Head of Catholic order for the Holy Land calls for a 'just peace'

Members of the civil defence teams carry out search and rescue operations in the rubble of a residential building following Israeli bombardment in Rafah, southern Gaza Strip. (Photo: Mohammed Talatene/dpa/Alamy Live News)

Cardinal Fernando Filoni, the grand master of the Equestrian Order of the Holy Sepulchre, stressed that there can be no peace in the Holy Land unless there is justice and the understanding that both sides, Israel and Palestine, have a right to exist.

The cardinal spoke on Thursday to Vatican journalists, where he discussed the work that his order financially supports in the Holy Land.

The Equestrian Order of the Holy Sepulchre was founded by Pope Pius IX in 1898 with the role of funding and sustaining the Christian community in the Holy Land. Its roughly 30,000 members, knights and dames, are not only bestowed with an honorary title but they are also required to make financial contributions to the Latin Patriarchate of Jerusalem.

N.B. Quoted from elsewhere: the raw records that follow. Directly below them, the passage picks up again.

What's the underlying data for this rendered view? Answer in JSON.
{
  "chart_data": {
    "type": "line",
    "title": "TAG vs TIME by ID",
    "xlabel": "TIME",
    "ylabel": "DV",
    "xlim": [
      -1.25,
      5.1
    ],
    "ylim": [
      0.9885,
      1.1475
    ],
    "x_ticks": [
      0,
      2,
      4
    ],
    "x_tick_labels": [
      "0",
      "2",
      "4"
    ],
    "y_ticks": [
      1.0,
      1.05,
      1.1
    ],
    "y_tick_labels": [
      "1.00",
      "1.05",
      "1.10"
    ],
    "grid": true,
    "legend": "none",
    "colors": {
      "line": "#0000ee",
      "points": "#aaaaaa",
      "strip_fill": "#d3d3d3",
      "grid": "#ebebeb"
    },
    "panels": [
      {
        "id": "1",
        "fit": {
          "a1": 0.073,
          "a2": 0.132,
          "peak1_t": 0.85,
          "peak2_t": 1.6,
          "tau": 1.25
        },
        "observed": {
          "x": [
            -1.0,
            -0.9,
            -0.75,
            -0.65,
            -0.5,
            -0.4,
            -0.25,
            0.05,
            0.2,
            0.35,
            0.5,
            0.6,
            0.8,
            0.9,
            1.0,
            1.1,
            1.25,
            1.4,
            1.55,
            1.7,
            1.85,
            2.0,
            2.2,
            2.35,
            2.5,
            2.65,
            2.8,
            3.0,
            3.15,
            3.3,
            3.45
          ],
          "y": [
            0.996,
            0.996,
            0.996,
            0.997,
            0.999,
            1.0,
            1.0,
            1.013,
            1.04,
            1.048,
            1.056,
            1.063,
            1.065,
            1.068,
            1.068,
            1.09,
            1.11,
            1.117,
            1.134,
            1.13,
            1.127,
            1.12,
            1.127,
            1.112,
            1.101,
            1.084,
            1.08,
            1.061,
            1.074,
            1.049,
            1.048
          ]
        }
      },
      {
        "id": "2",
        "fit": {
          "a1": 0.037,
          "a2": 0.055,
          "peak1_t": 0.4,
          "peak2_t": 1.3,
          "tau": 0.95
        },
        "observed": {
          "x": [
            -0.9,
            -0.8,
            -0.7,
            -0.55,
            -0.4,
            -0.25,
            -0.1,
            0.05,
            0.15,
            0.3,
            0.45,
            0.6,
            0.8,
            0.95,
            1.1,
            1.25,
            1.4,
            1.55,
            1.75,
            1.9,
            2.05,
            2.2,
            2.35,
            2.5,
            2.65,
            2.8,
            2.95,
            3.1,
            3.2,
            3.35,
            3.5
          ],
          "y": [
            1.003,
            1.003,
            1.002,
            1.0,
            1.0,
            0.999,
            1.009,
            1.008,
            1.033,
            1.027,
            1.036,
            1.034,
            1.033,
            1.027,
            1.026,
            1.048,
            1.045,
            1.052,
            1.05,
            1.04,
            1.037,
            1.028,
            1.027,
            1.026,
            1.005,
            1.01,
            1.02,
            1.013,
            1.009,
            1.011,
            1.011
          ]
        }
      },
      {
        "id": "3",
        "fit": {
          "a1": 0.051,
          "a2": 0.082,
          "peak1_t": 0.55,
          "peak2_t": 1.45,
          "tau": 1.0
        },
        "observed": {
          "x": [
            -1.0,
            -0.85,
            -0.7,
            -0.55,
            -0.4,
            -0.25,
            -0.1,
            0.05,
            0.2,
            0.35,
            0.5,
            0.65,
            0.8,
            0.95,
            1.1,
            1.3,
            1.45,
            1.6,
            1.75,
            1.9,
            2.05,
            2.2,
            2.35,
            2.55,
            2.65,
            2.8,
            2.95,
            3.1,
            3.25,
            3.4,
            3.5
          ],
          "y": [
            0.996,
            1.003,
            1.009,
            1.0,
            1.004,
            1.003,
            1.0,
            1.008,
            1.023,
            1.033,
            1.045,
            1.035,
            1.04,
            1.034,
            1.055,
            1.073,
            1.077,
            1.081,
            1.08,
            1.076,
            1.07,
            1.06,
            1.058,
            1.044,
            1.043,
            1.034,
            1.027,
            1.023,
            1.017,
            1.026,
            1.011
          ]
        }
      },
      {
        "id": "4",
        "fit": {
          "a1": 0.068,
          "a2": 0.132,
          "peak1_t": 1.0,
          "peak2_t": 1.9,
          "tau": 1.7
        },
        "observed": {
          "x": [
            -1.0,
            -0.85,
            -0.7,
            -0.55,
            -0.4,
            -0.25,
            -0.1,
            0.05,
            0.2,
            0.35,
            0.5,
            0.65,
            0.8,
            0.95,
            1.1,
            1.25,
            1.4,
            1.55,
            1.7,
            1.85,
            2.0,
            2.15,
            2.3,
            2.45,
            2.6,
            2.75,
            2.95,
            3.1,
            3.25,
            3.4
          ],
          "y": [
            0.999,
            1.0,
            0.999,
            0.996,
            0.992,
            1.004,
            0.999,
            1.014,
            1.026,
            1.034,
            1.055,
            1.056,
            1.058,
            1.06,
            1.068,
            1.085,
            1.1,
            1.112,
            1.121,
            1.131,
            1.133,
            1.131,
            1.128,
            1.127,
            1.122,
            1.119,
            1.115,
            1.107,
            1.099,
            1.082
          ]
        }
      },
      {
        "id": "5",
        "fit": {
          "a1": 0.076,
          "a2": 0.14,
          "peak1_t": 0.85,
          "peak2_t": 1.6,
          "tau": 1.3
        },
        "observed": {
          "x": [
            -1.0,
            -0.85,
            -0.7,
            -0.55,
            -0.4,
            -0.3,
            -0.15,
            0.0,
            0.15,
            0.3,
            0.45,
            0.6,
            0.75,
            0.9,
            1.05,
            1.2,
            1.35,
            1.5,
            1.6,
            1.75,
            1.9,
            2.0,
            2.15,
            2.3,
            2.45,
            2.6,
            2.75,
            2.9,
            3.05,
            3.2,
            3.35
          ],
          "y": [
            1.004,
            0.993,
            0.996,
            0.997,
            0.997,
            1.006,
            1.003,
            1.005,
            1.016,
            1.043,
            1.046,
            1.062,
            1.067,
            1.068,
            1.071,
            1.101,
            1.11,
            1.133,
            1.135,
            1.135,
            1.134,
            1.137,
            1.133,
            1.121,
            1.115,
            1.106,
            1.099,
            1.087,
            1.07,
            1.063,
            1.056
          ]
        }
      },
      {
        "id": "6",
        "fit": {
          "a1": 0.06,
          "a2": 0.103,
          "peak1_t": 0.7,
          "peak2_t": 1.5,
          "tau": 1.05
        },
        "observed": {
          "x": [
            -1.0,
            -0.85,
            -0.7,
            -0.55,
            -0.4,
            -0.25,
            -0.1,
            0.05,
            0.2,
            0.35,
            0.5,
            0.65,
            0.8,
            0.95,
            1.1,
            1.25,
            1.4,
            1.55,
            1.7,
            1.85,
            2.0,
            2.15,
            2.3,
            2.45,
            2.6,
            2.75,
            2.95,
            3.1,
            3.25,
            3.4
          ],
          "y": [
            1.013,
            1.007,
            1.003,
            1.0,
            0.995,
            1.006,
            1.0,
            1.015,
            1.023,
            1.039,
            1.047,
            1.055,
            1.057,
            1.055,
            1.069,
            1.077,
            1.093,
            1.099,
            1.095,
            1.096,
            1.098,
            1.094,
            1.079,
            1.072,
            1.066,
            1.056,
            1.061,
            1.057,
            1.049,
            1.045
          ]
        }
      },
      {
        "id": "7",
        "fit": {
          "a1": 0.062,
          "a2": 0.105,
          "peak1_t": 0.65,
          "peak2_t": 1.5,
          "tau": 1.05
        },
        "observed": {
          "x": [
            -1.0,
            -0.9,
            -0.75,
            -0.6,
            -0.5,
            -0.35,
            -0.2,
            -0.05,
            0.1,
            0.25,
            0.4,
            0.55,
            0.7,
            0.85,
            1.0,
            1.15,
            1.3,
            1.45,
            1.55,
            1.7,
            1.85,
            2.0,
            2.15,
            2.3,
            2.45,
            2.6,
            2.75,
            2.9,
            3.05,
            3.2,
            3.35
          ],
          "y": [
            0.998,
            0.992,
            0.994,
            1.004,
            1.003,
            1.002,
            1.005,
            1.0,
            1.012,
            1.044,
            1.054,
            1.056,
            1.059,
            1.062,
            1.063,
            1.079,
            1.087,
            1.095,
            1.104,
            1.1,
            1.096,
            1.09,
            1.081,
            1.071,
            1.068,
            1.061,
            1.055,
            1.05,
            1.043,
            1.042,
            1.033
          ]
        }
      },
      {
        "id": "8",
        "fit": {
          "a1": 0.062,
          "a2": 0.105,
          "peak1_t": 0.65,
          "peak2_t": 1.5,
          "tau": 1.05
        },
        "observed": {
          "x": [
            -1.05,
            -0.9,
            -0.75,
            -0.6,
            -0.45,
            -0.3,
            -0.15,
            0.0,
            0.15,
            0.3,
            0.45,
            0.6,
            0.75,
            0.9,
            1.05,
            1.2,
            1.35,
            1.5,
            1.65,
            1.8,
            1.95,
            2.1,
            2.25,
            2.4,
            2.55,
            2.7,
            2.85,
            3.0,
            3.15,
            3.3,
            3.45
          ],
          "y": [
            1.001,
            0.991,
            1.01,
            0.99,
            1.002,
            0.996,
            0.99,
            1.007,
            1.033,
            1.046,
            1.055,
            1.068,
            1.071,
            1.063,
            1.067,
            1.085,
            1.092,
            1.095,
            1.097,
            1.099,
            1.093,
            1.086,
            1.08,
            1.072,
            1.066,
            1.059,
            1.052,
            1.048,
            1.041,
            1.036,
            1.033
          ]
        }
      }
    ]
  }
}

Filoni underlined that no solution will work, be it one state or two states, unless justice is guaranteed for both sides involved in the war.

"There can be no peace without justice. An unjust peace could create new wars, injustices and violence," he said. Addressing the origins of the conflict, the cardinal said that "when a people feels to have suffered an injustice or doesn't feel heard, hate grows and can become violent."

"We have to start by saying that one can't deny Palestinians their right to exist, just as you can't deny Israel its right to exist," Filoni said.

The cardinal added that the Israeli invasion in Gaza was "illegal" and "violent."

Filoni made clear that the order is not involved in the politics of the Holy Land and "is not an architect of peace." While the knights and dames might not directly interfere with peace and diplomacy, he said, "we can be workers."

The charities funded by the order mostly help Christian families in the Holy Land, which currently make up only 2% of the population. But its schools and hospitals are open to all, Filoni said, which create a framework for peaceful coexistence.

"If we are able to prove that peace is possible, then it can be applied to all in the Holy Land," he said. "Just because we don't talk about coexistence, it doesn't mean it does not exist. The future of this land is peaceful coexistence, which is still possible, but we have to build it," he added.